BankThink

It's Time to Kill Camels

Editor's note: This post originally appeared in the June issue of American Banker Magazine.

When a bank fails and the resulting loss to the Deposit Insurance Fund crosses a certain threshold, regulators are required to write a material loss report explaining why the bank in fact failed. Well over 100 such MLRs have been written in the past few years.

Each report includes a recent history of the Camels ratings—the supervisory regulator's assessment of Capital adequacy, Assets, Management capability, Earnings, Liquidity and Sensitivity to market risk—that had been assigned to the bank.

Examine the MLRs and you'll notice two interesting things about these failed banks. First, they share the common problem of having grown too fast, typically in markets where competitors also grew too fast. Second, the banks' examiners almost without exception gave these institutions good to excellent Camels ratings nearly right up until the point of failure.

Start all the way back at 1979—the year the Camels system was developed—and the total number of bank and savings and loan failures is now north of 3,400 institutions, including more than 470 that have failed just since 2008.

It is time to kill Camels. Unreliable, unpredictable, and outright misleading, this system must be replaced by something that is more than a clever acronym.

A good example of the uselessness of Camels ratings is a case study of Bank of Clark County in Washington state. Closed in January 2009 with a shade under half a billion dollars in assets, the bank had grown an average of 17% a year since its founding in 1999. A big slug of the growth occurred from 2004 to 2007, when Bank of Clark County's balance sheet ballooned 73%.

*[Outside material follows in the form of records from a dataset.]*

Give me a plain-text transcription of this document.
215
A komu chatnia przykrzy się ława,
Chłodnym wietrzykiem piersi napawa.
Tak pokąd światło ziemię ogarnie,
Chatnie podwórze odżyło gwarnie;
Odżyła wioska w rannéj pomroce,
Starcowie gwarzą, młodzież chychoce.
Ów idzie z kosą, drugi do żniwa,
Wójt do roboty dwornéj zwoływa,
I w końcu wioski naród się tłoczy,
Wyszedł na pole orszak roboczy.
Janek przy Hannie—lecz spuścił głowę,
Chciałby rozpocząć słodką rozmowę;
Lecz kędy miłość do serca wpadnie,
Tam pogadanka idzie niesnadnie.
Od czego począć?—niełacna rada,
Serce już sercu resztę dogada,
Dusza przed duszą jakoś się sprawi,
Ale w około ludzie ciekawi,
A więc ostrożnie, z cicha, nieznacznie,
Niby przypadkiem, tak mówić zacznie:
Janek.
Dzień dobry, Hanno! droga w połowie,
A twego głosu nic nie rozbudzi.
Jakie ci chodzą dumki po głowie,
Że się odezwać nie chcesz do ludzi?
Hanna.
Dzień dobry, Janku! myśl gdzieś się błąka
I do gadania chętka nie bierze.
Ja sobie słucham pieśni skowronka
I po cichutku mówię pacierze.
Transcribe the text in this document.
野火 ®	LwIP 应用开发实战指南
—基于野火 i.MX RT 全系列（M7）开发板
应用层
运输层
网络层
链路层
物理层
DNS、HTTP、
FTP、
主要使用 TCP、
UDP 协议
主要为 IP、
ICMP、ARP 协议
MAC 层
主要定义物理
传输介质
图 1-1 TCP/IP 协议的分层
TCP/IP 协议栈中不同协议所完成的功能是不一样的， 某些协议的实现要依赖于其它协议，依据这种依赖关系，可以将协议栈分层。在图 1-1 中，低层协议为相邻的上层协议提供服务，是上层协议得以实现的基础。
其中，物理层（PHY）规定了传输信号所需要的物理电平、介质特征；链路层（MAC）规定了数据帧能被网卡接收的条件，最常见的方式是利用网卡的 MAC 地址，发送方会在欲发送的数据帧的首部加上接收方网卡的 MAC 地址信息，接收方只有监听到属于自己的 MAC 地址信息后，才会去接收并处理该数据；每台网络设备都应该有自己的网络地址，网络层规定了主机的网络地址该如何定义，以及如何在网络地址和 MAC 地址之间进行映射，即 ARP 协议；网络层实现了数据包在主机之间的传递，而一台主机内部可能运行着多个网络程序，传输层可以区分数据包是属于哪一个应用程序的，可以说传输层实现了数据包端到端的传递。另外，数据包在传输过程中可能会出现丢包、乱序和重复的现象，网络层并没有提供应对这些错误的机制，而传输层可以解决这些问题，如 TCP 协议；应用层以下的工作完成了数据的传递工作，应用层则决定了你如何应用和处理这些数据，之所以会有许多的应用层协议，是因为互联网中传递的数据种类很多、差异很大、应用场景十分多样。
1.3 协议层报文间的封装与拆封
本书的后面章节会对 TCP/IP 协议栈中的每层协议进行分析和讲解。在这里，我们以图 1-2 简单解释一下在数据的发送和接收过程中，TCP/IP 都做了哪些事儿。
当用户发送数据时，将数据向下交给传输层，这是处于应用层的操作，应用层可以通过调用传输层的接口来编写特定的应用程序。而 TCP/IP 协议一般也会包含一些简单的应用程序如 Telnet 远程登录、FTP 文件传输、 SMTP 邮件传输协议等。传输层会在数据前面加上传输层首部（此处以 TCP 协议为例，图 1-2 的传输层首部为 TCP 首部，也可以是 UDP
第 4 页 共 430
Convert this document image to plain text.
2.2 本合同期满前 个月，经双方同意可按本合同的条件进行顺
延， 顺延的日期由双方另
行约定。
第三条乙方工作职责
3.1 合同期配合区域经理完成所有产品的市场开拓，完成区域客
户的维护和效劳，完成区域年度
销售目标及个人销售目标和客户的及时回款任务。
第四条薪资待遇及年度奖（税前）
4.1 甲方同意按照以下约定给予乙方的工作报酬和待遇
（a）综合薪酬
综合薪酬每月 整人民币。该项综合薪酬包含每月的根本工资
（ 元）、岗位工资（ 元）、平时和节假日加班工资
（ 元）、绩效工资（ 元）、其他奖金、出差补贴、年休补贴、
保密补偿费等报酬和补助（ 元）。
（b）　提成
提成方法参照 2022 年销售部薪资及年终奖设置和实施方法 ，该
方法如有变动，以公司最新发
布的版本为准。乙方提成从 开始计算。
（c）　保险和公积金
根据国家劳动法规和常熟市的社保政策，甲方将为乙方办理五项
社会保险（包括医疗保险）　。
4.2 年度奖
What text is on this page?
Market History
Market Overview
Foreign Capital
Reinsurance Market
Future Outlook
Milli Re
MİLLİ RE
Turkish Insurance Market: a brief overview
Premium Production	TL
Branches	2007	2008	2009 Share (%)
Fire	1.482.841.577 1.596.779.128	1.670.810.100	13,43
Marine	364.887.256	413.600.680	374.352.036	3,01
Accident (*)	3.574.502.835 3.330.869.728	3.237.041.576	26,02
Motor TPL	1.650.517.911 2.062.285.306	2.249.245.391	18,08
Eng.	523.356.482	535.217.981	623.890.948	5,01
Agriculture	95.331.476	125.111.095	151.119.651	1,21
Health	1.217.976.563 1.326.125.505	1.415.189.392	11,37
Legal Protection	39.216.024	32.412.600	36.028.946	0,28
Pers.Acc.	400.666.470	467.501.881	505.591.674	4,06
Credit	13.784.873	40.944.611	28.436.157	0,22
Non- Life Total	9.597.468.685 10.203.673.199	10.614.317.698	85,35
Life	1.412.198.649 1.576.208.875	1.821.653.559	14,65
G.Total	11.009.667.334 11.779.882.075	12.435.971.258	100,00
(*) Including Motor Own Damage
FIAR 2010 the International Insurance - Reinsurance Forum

What were the bank's Camels ratings during that time? Answer: straight 2s, on a scale of 1 to 5 for each category covered by the Camels system, with 1 being great and 5 being brain dead. These were strong ratings, and they included a full-scope examination conducted by the Federal Deposit Insurance Corp. in June 2007.

By the time the state reported the bank's Camels ratings in November 2008, the scores had deteriorated to 5,5,5,5,5,4/5. Two months later the bank was closed, leading to a $131 million loss to the insurance fund.

Sadly, the pattern of scores seen at Bank of Clark County is typical of findings in virtually all the other failed banks for which MLRs are written.

This isn't a matter of implementation or execution. The problem is the system itself. The evidence of more than 3,400 failed banks in 25 years—and the ratings these institutions received shortly before folding—simply overwhelms any defense of the usefulness of Camels.

The United States needs a new, 21st century model for identifying, monitoring and reporting risk at banks. The model must be forward-looking, not backward-looking as the Camels ratings are; it must consider a bank's momentum as well as the emerging risks. It also should be transparent to bankers, depositors, and investors in bank equity and debt. Finally, the new model should be based on objective measures.

My analysis of failed banks shows that there are several factors worth focusing on. There's loan and asset concentration risk, of course. But two other important areas relate to "velocity," i.e. how fast a bank's loans are growing and how fast loans are growing overall in the bank's geographic market. A good rule of thumb: banks and markets with fast loan growth are more risky than banks and markets where loans are growing at a more constrained pace.

Though requiring great judgment on the part of regulators, perhaps the most important factor of all is the need to evaluate the skill and experience of a bank's board of directors to oversee strategy, management selection, risk appetite and controls. Banks that plan to take on strategic risk and grow through acquisitions should have superior board ratings.

We clearly need a process that takes all of this into account, to replace what we have now in Camels, and bankers and regulators should take the initiative and collaborate in designing it.

Richard J. Parsons, a former Bank of America executive, is the author of "Broke: America's Banking System —Common Sense Ideas to Fix Banking in America."